Greenwashing is when a company promotes their company or a product or service in a way to make it apprear “green” when it isn’t, really. It includes things like using environmentally friendly imagery (think a mining company using a tree and flowers for a logo), overstating environmental benefits (“recyclable” when only the paper wrap is recyclable, not the bottle or lid), or outright lying (“sustainable packaging” that isn’t sustainable). Greenwashing is widespread and has resulted in lowered belief in environmental claims.
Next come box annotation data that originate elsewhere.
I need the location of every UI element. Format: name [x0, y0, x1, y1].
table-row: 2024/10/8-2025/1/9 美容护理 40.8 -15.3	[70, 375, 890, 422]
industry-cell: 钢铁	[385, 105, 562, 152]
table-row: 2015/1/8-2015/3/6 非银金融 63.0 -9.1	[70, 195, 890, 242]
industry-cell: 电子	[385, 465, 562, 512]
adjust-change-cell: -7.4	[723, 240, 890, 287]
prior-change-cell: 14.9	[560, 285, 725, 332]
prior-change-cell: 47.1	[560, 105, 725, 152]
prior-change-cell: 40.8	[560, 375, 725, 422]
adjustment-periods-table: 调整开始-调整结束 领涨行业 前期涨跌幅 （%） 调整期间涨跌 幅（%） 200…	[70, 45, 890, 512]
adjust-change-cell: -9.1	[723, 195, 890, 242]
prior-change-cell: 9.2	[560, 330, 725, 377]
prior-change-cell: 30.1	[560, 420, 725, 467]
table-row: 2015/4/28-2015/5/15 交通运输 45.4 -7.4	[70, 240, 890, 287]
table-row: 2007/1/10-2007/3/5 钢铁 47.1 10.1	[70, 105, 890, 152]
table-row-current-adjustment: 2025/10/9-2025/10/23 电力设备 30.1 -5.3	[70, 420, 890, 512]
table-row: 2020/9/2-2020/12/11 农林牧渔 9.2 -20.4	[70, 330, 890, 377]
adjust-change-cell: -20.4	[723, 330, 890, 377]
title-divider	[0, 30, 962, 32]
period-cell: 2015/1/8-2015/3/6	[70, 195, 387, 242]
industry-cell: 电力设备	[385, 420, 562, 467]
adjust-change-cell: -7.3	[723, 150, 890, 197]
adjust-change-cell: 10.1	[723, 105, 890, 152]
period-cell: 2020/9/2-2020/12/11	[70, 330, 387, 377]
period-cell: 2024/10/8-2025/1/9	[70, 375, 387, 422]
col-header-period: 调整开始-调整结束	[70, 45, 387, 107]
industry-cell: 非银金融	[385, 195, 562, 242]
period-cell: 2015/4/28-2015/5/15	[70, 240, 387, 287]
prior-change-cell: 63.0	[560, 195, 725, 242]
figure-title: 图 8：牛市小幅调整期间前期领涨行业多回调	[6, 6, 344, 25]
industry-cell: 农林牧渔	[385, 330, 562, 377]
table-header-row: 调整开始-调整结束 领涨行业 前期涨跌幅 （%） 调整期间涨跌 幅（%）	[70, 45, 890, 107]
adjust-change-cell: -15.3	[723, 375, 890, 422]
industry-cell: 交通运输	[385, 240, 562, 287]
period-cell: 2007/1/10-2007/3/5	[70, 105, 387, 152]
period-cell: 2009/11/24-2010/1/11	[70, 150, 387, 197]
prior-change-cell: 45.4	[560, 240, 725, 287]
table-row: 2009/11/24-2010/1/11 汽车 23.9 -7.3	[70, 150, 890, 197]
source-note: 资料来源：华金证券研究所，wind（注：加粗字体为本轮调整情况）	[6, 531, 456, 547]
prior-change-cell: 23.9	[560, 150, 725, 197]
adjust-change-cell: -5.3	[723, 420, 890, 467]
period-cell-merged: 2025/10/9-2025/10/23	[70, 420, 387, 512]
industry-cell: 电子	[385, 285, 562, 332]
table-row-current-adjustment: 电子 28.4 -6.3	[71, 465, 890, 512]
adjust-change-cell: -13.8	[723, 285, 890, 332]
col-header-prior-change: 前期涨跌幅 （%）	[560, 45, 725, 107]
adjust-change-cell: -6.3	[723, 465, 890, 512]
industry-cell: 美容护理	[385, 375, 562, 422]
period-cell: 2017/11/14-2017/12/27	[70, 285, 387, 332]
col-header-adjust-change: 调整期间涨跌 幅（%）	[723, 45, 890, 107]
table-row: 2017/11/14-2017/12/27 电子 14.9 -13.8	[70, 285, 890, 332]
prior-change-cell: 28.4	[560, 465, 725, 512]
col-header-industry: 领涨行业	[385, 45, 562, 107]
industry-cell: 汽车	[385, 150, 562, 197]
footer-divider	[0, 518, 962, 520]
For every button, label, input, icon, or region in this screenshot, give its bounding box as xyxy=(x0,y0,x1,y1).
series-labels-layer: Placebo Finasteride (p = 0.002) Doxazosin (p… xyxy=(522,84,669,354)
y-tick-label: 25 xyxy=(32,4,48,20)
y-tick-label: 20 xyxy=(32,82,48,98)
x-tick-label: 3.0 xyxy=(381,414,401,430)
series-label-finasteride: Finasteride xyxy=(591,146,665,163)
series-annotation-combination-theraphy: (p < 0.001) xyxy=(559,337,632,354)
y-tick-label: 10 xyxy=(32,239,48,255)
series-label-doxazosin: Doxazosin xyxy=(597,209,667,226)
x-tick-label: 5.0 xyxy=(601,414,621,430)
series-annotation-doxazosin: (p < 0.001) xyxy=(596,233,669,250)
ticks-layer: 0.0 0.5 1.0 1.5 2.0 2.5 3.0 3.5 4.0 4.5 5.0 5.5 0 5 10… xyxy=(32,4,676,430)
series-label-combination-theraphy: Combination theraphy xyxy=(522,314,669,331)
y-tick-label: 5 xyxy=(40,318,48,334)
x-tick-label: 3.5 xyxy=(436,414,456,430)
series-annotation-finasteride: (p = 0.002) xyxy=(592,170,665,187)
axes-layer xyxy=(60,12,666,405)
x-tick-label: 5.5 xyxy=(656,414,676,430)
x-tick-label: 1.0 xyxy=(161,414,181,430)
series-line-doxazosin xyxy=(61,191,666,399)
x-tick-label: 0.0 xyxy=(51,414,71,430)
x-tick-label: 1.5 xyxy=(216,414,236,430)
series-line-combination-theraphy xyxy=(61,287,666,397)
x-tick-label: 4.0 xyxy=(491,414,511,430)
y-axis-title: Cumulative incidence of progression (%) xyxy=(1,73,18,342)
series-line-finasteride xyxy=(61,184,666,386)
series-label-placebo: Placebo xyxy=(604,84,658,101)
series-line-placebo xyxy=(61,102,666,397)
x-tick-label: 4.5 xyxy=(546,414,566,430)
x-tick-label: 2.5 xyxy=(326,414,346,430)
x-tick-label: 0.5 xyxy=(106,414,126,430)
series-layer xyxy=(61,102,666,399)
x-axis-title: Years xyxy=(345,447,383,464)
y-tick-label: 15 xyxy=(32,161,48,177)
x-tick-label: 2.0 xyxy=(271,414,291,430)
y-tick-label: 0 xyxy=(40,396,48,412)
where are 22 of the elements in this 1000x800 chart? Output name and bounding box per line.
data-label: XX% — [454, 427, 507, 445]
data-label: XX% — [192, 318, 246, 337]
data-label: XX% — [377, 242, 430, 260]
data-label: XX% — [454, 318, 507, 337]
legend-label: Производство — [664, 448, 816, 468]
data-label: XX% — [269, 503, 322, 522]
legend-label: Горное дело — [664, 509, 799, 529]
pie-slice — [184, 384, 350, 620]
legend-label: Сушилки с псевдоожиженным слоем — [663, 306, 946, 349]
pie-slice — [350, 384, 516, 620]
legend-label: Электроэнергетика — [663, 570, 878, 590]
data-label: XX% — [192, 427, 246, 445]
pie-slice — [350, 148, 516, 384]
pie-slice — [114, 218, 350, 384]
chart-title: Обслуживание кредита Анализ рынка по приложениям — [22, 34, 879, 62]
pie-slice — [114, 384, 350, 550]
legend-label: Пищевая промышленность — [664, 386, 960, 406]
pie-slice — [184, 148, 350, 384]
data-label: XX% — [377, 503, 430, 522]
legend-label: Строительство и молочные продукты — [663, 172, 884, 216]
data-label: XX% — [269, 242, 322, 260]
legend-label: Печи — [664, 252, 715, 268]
The Green Guides are the regulations issued by the Federal Trade Commission which cover “environmental claims” (“green claims”) and set standards for what is considered a truthful claim. It’s part of fulfilling their mandate to ensure truth in advertising. They were first issued in 1992 and updated in 1996, 1998 and 2012.
In general, they currently cover claims such as:
- Free-of claims
- Recycled Content
- Made with Renewable Energy
- Made with Renewable Materials
- Carbon Offsets
- Certifications and Seals of Approval
What Changes are Coming?
The FTC hasn’t announced their proposed rules — that’s the next step. The first step is getting comments on the impact and effectiveness of the current Green Guides, possible changes to several existing claims, and input on several new claims they are considering addressing:
In the last update to the Green Guides (in 2012) the FTC decided not to issue guidance on “organic” claims for non-agricultural products. They are now asking for comments on whether that position should be changed and, if they did issue guidance for “organic” claims for non-agricultural products, what would be a “reasonable basis to support an organic claim.” In other words, what would be considered “truthful.”
The FTC also declined to issue specific guidance regarding the use “sustainable” claims. They have subsequently issued some comments on “sustainable” claims, but those are not actually in the regulations. They are asking for comments about what would be a reasonable basis to support a “sustainable” claim.
Given the questions being asked, it’s likely that some sort of official regulations covering organic claims for non-agricultural products and sustainable claims for products, services, or businesses may be in the works.
Submitting Your Comments
To view the questions, click the “Document Details” tab. The list of questions is very long, but you don’t have to answer every one. You can just submit your comment, whatever it may be.
To view the existing comments, click the “Browse Posted Comments” tab.
The comment period has been extended to April 24, 2023.